Cooperate Governance and Traditional Affairs (Cogta) deputy minister Andries Nel said there has been no substantial land reform and restitution, especially in urban areas in South Africa.
Nel was speaking at the Planning Africa 2018 Conference themed ‘The Making of Modern African Cities’. The deputy minister was speaking on behalf of Cogta Minister Zweli Mkhize, who is accompanying President Cyril Ramaphosa to the South Africa – DRC Bi-national Commission.
“There has been no substantial land reform and restitution, especially in urban areas, in part because of the importance of the formal property market, which increased significantly between 1994 and 2014,” Nel said.
The deputy minister said Ramaphosa recently emphasised in parliament that in order to accelerate spatial transformation, Cabinet resolved at its recent lekgotla to rapidly release well-located but under-utilised land to develop affordable, mixed-income human settlement.
Nel said the president highlighted that much of this land is owned publicly by national departments, provincial governments, municipalities and state-owned companies, while some of this land is privately held for purely speculative purposes.
The deputy minister said the president stressed that government needs to use every inch of underutilised land so the country’s citizenry can live on it and farm.
Nel said the president pointed out that government is constitutionally bound to ensure that all South Africans have security of tenure.
Ramaphosa, Nel said, had stated that though issuing title deeds to a greater number of households is a priority, government should also secure less expensive and less complicated forms of tenure for households in informal settlements, in rental arrangements and in areas of communal land tenure.
According to Nel, the president said government needs to develop a continuum of use and ownership tenure rights.
Ramaphosa further told parliament, Nel said, that government is committed to using expropriation, where appropriate, to achieve social and economic spatial transformation in towns and cities.
According to the minister, four primary factors are perpetuating existing social, economic and spatial patterns in South Africa’s urban areas.
These factors are existing property markets and land use, unsustainable infrastructure networks and consumption patterns, continued segregated urban settlements and unequal income levels and access to services.
Nel said urban areas in South Africa remain marked by profound social divisions, which stem from apartheid planning and, since 1994, have been reinforced by the uneven growth in land values and limited access by the poor to resources.

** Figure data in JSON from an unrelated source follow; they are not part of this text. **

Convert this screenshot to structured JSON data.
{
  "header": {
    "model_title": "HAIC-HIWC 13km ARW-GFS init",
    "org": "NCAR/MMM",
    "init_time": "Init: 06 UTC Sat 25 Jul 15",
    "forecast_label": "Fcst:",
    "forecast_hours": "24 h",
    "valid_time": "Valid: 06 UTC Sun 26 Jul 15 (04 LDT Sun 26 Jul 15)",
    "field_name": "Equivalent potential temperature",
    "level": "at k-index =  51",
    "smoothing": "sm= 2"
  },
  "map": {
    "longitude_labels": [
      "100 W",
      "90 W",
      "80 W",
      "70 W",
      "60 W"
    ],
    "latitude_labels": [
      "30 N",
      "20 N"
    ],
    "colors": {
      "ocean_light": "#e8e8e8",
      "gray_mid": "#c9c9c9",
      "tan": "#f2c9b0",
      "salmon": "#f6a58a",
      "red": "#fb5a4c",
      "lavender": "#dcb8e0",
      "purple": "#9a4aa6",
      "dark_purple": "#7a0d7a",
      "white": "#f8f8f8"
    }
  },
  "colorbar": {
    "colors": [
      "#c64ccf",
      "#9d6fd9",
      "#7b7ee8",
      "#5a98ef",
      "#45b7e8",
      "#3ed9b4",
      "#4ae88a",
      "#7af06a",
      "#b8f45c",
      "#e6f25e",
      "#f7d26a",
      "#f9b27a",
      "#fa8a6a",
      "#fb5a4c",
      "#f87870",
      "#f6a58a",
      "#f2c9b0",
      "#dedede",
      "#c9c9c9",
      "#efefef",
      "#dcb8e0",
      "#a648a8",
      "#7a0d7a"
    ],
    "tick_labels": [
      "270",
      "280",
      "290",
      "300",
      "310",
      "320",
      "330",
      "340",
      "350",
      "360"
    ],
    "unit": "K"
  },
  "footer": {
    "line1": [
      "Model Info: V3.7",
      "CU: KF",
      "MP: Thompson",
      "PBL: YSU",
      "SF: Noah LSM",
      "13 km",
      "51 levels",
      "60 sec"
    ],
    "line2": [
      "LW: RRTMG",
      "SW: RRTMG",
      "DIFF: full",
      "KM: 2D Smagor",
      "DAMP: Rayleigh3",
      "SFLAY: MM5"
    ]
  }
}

The deputy minister said that Ramaphosa recently told parliament that the urban spatial patterns that the country inherited from apartheid, and which persist to this day, contribute to the reproduction of poverty and inequality – and must be fundamentally changed.
Nel said the president stressed that it is unacceptable that the working class and poor, who are overwhelmingly black, are located far from work opportunities and amenities and that, among other things, this places enormous pressure on their family life.
The said the president pointed out that this forces the working class and poor to commute for longer time periods which disproportionately impacts on their income.
Nel said the president revealed that according to StatsSA, more than two-thirds of households in the lowest income quintile spend more than 20% of their monthly household income per capita on public transport.
“Through such a compact, through the transformation of our urban spaces, by strengthening property rights for all, we can ensure that the poor and working class live in decent communities located near to economic opportunities – and that parents can return home from work long before their children need to go to sleep.”
He further said government should provide opportunities for all Africans to have decent and affordable housing in clean, secure and well-planned environments.
He added the country’s property and land-use status quo undermines access to urban opportunity and reinforces the highly inefficient urban sprawl that is characteristic of South Africa’s urban areas.
The deputy minister said continuing population growth and urbanization will add two-and-a-half billion people to the world’s urban population by 2050, with 90% of this increase happening in Asia and Africa.
“In fact, according to the UN, Africa is expected to be the fastest urbanizing region between 2020 to 2050.
“By 2050 most of the world’s urban population will be concentrated in Asia, with 52%, and Africa with 21%.
“Most of the fastest growing cities with a population of less than 1 million are also located in Asia and Africa,” Nel said.
As places of concentrated economic activity, cultural diversity, learning, innovation and creativity, cities, Nel added, can enable a country to build a dynamic competitive advantage and allow its people to advance socially and economically.
“Indeed, in South Africa where 66% of the population already live in urban areas, the economies of metropolitan municipalities [metros] are growing twice as fast as those of secondary cities and the rest of the country.
“Metros have much higher average incomes, by about 40%, than the country as a whole,” Nel said.
The deputy minister said between 1996 and 2012, employment grew twice as fast in the metros than anywhere else.
“Between 1996 and 2012, metros accounted for three-quarters, 74.9%, of all net job creation in the country.
“At the same time, South Africa’s urban areas continue to be hampered by a legacy of racial segregation, poverty and exclusion from social and economic opportunities,” Nel said.